Monday, August 30, 2010

my notebook, page 1

ok, this is not rocket science and i learn over and over again that i need to use my resources wisely, instead of trying to recreate the wheel. while some of my lessons are damn original, while some of my practices are cool, i am part of a body of intelligent, sentient beings who try daily to connect with their students, and i am not a genius, or a pioneer. anyway, one practice i want to persist at this year, to see how it affects my organization and my students', is to keep a master notebook, which contains all classwork, vocabulary lists, free writes, basically anything the students write... i'll write too. many teachers have done this before and it will be a challenge for me to really keep up daily... to do each free-write and assignment before them, to know how it feels to do the work, and to be able to estimate the amount of time that it will take them in a more accurate way. our periods have been cut short this year, so every minute counts and i don't want to waste them. I also want to be clear about my expectations this year, and their notebooks were not up to par last year. I want to see if me modeling this notebook will help them keep up with and organize their work.

here is my intro page for the notebook (which i won't really advertise, we'll see if they read it):

Hey there. This is Lauren, one of your ELA teachers. This is my fall 2010 notebook. Everything you do for my class in your notebook, I will also do in this one. I am doing this because I want to show you that I'm invested in the work I give to you. I also want to be clear about my expectations of your notebook work, so I will show you here what I expect. Please know that the freewrites will be different, because that's your writing time to focus on what you think, believe, dream or draw. i'm going to try to keep up, but there will be times when I might ask for your help, too. We can help each other become more organized. I 'll be the first to admit that I need some help sometimes.

So yeah, come look for this notebook if you're absent, to figure out what you missed, and please let me know if i'm missing anything. I'm going to try and record all freewrites, class activities, brainstorms, graphic organizers and grammar lessons/practice here. I'm so looking forward to learning with you, class of 2014! Love, Lauren


if only i could revamp my personal life the way i am my new classroom. i am chanting like crazy and praying for patience. i will need it, but life is beautiful and everything is perfect.


Wednesday, August 25, 2010

a retreat at home

it was incredibly helpful to my planning for the year to have a department retreat in my classroom yesterday. we talked about where the dept has been and where we're trying to move this year. we drafted our own professional goals, and began talking about the concept of a "principle of practice" (roberta lenger-kang). i'll talk about that more once i get her okay, lol... but we began the day by doing a timeline of our reading - which would be a wonderful activity to start the year off with my kids. i wound my way from "where the wild things are" (from which I learned that creating your own worlds is sometimes necessary and that anything is possible), to "teaching to transgress" (from which i learned so much about teaching from the heart and always with critical consciousness embedded into the work).
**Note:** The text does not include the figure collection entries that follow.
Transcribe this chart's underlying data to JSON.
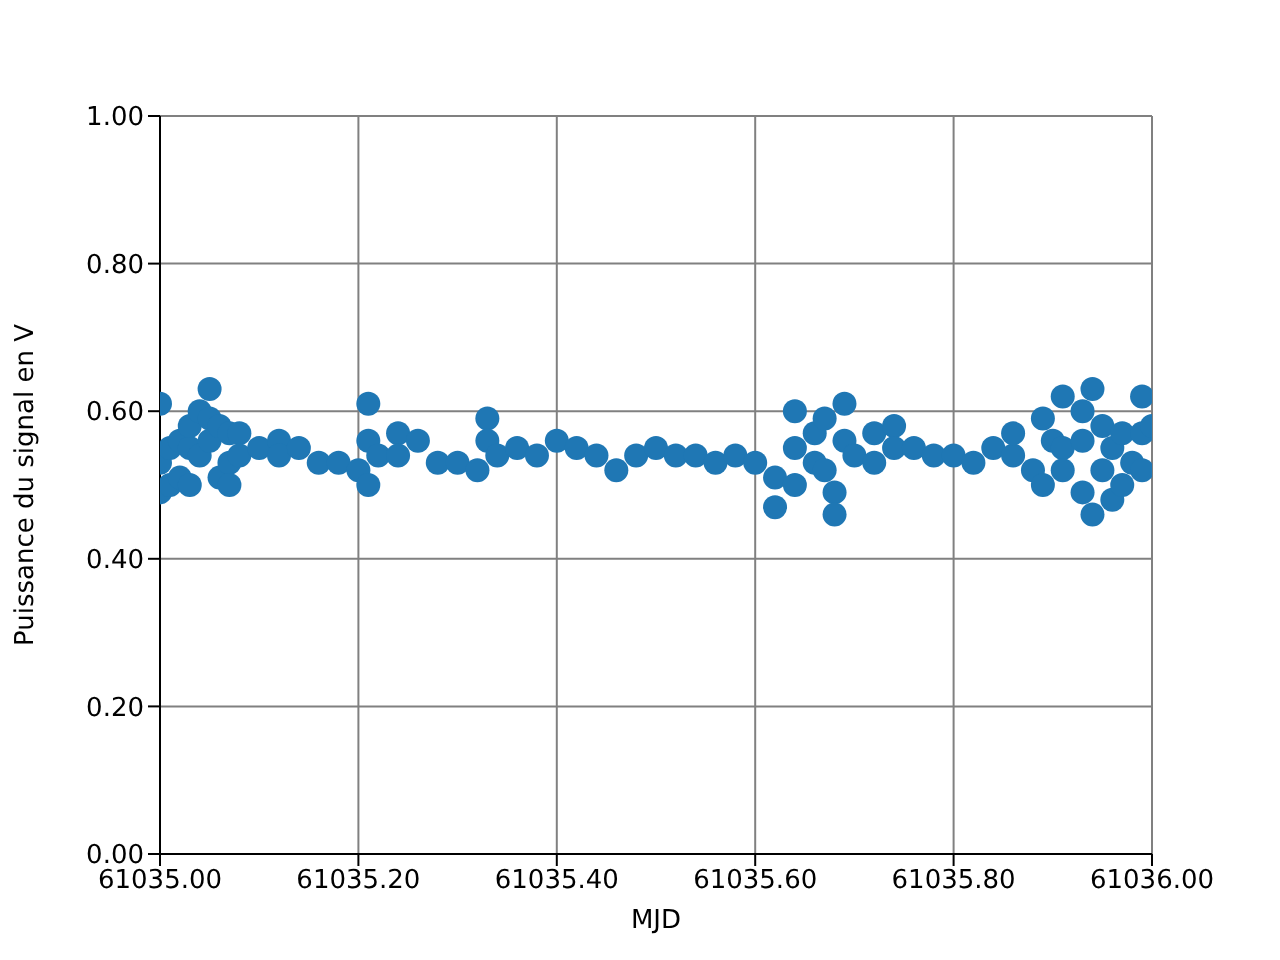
{
  "chart_data": {
    "type": "scatter",
    "xlabel": "MJD",
    "ylabel": "Puissance du signal en V",
    "x": [
      61035.0,
      61035.0,
      61035.0,
      61035.01,
      61035.01,
      61035.02,
      61035.02,
      61035.03,
      61035.03,
      61035.03,
      61035.04,
      61035.04,
      61035.05,
      61035.05,
      61035.05,
      61035.06,
      61035.06,
      61035.07,
      61035.07,
      61035.07,
      61035.08,
      61035.08,
      61035.1,
      61035.12,
      61035.12,
      61035.14,
      61035.16,
      61035.18,
      61035.2,
      61035.21,
      61035.21,
      61035.21,
      61035.22,
      61035.24,
      61035.24,
      61035.26,
      61035.28,
      61035.3,
      61035.32,
      61035.33,
      61035.33,
      61035.34,
      61035.36,
      61035.38,
      61035.4,
      61035.42,
      61035.44,
      61035.46,
      61035.48,
      61035.5,
      61035.52,
      61035.54,
      61035.56,
      61035.58,
      61035.6,
      61035.62,
      61035.62,
      61035.64,
      61035.64,
      61035.64,
      61035.66,
      61035.66,
      61035.67,
      61035.67,
      61035.68,
      61035.68,
      61035.69,
      61035.69,
      61035.7,
      61035.72,
      61035.72,
      61035.74,
      61035.74,
      61035.76,
      61035.78,
      61035.8,
      61035.82,
      61035.84,
      61035.86,
      61035.86,
      61035.88,
      61035.89,
      61035.89,
      61035.9,
      61035.91,
      61035.91,
      61035.91,
      61035.93,
      61035.93,
      61035.93,
      61035.94,
      61035.94,
      61035.95,
      61035.95,
      61035.96,
      61035.96,
      61035.97,
      61035.97,
      61035.98,
      61035.99,
      61035.99,
      61035.99,
      61036.0
    ],
    "series": [
      {
        "color": "#1f77b4",
        "values": [
          0.61,
          0.53,
          0.49,
          0.55,
          0.5,
          0.56,
          0.51,
          0.55,
          0.5,
          0.58,
          0.6,
          0.54,
          0.63,
          0.59,
          0.56,
          0.58,
          0.51,
          0.57,
          0.53,
          0.5,
          0.57,
          0.54,
          0.55,
          0.56,
          0.54,
          0.55,
          0.53,
          0.53,
          0.52,
          0.61,
          0.56,
          0.5,
          0.54,
          0.57,
          0.54,
          0.56,
          0.53,
          0.53,
          0.52,
          0.59,
          0.56,
          0.54,
          0.55,
          0.54,
          0.56,
          0.55,
          0.54,
          0.52,
          0.54,
          0.55,
          0.54,
          0.54,
          0.53,
          0.54,
          0.53,
          0.51,
          0.47,
          0.6,
          0.55,
          0.5,
          0.57,
          0.53,
          0.59,
          0.52,
          0.49,
          0.46,
          0.61,
          0.56,
          0.54,
          0.57,
          0.53,
          0.58,
          0.55,
          0.55,
          0.54,
          0.54,
          0.53,
          0.55,
          0.54,
          0.57,
          0.52,
          0.59,
          0.5,
          0.56,
          0.62,
          0.55,
          0.52,
          0.6,
          0.56,
          0.49,
          0.46,
          0.63,
          0.58,
          0.52,
          0.55,
          0.48,
          0.57,
          0.5,
          0.53,
          0.62,
          0.57,
          0.52,
          0.58
        ]
      }
    ],
    "xlim": [
      61035.0,
      61036.0
    ],
    "xticks": [
      {
        "value": 61035.0,
        "label": "61035.00"
      },
      {
        "value": 61035.2,
        "label": "61035.20"
      },
      {
        "value": 61035.4,
        "label": "61035.40"
      },
      {
        "value": 61035.6,
        "label": "61035.60"
      },
      {
        "value": 61035.8,
        "label": "61035.80"
      },
      {
        "value": 61036.0,
        "label": "61036.00"
      }
    ],
    "ylim": [
      0,
      1
    ],
    "yticks": [
      {
        "value": 0,
        "label": "0.00"
      },
      {
        "value": 0.2,
        "label": "0.20"
      },
      {
        "value": 0.4,
        "label": "0.40"
      },
      {
        "value": 0.6,
        "label": "0.60"
      },
      {
        "value": 0.8,
        "label": "0.80"
      },
      {
        "value": 1,
        "label": "1.00"
      }
    ],
    "grid": true,
    "marker": "circle"
  }
}
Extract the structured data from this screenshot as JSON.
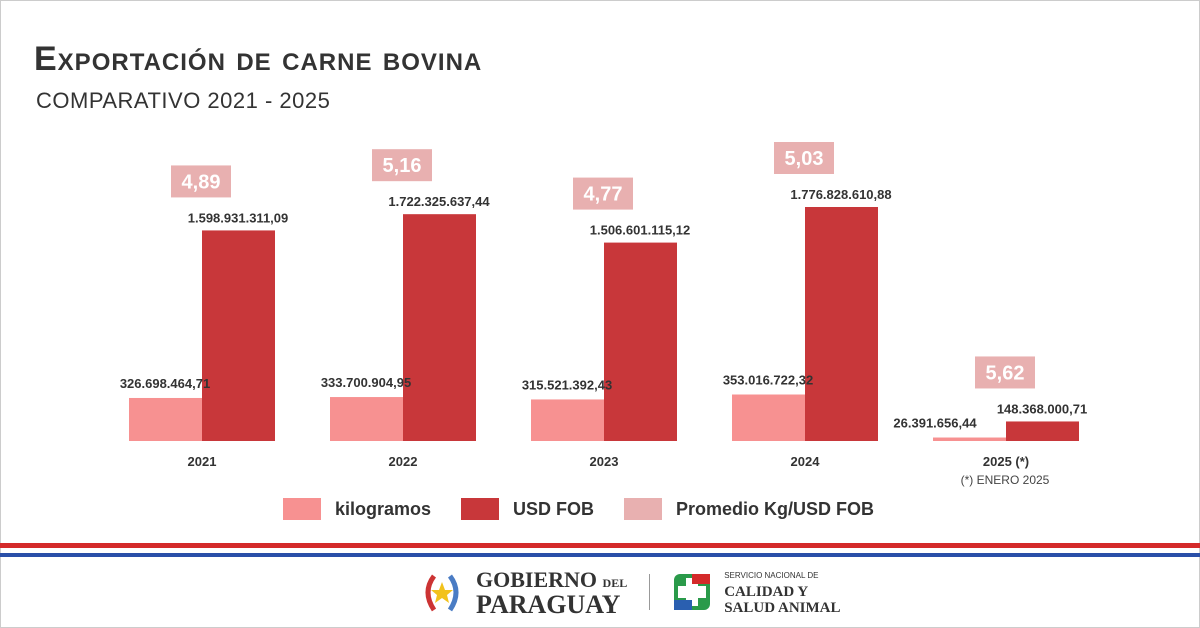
{
  "title": "Exportación de carne bovina",
  "subtitle": "COMPARATIVO 2021 - 2025",
  "chart_data": {
    "type": "bar",
    "categories": [
      "2021",
      "2022",
      "2023",
      "2024",
      "2025 (*)"
    ],
    "series": [
      {
        "name": "kilogramos",
        "color": "#f79191",
        "values": [
          326698464.71,
          333700904.95,
          315521392.43,
          353016722.32,
          26391656.44
        ],
        "labels": [
          "326.698.464,71",
          "333.700.904,95",
          "315.521.392,43",
          "353.016.722,32",
          "26.391.656,44"
        ]
      },
      {
        "name": "USD FOB",
        "color": "#c8373a",
        "values": [
          1598931311.09,
          1722325637.44,
          1506601115.12,
          1776828610.88,
          148368000.71
        ],
        "labels": [
          "1.598.931.311,09",
          "1.722.325.637,44",
          "1.506.601.115,12",
          "1.776.828.610,88",
          "148.368.000,71"
        ]
      },
      {
        "name": "Promedio Kg/USD FOB",
        "color": "#e8b0b0",
        "values": [
          4.89,
          5.16,
          4.77,
          5.03,
          5.62
        ],
        "labels": [
          "4,89",
          "5,16",
          "4,77",
          "5,03",
          "5,62"
        ]
      }
    ],
    "note": "(*) ENERO 2025",
    "legend": "bottom"
  },
  "footer": {
    "gov_line1": "GOBIERNO",
    "gov_del": "DEL",
    "gov_line2": "PARAGUAY",
    "senacsa_small": "SERVICIO NACIONAL DE",
    "senacsa_line1": "CALIDAD Y",
    "senacsa_line2": "SALUD ANIMAL"
  }
}
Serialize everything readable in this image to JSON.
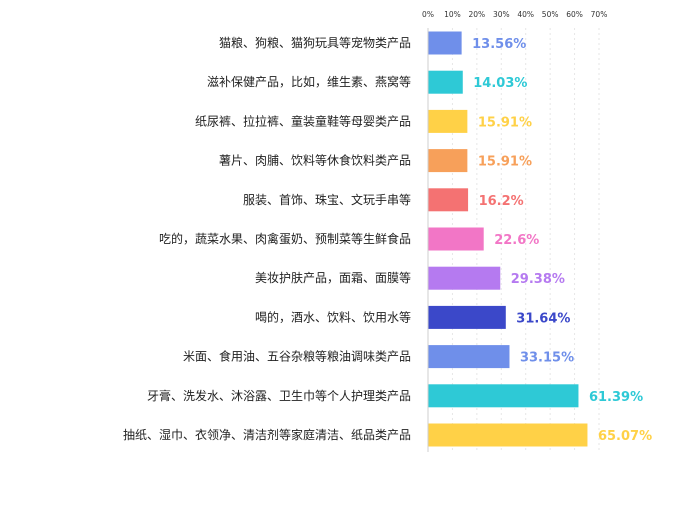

i began by making a calendar of my year, knowing that i want to condense my units and add 2 more. i want well-planned, every-day-is-essential units this year, and 6 weeks is mad long. i need to plan in time for giving and going over feedback on writing work, and strengthen the connection between the students' independent reading and literary elements/vocabulary. we need to make genre a daily conversation, and the students should be able to speak and write thoughtfully about why a text is from a particular genre - which means i need to up the ante on identifying genre features. i also need to broaden the scope of the texts that i introduce and do much more comparing and contrasting, to solidify form in their minds.

the idea of starting large - with what i want students to be able to do and understand, and working back to figure out which smaller skills they need to be able to tackle the large task - helps me incredibly in my planning. as s pointed out, it's similar to the concept of backward design (which i'm sure all you MACers are learning), in which you begin the product/assessment in mind. i do design my class that way, but i'm always struck by the fact that it's so difficult to assess true learning. who am i to judge if they have really mastered a skill? it's part of my job, and this is why i try to provide as many ways as i can for them to demonstrate to me what they know. i try to focus on progress and not on deficit, and find that they want to learn, subconsciously.

next steps - defining and designing my classroom roles and the job application process for such roles that i'm implementing in ELA, figuring out advisory's first few weeks, making the 9th grade intro zine, thinking about independent reading projects and daily logging/journaling, organizing and cataloguing my classroom library so ppl can begin "checking out" books. checking in with g to begin planning our class. making posters and bulletin boards (my favorite!!!! such a nerd)

i have my work cut out for me. but as always, with the chill of a late-august evening, i'm getting ready to begin anew. i love the prospect of each new year, the growth i've seen in myself and the challenges ahead. despite a crazy summer, i really do love my life and am blessed in so many ways. but my job is a big blessing, for real. so are my loved ones. thanks, universe. i'm trying to give back that good energy you supply me with every morning.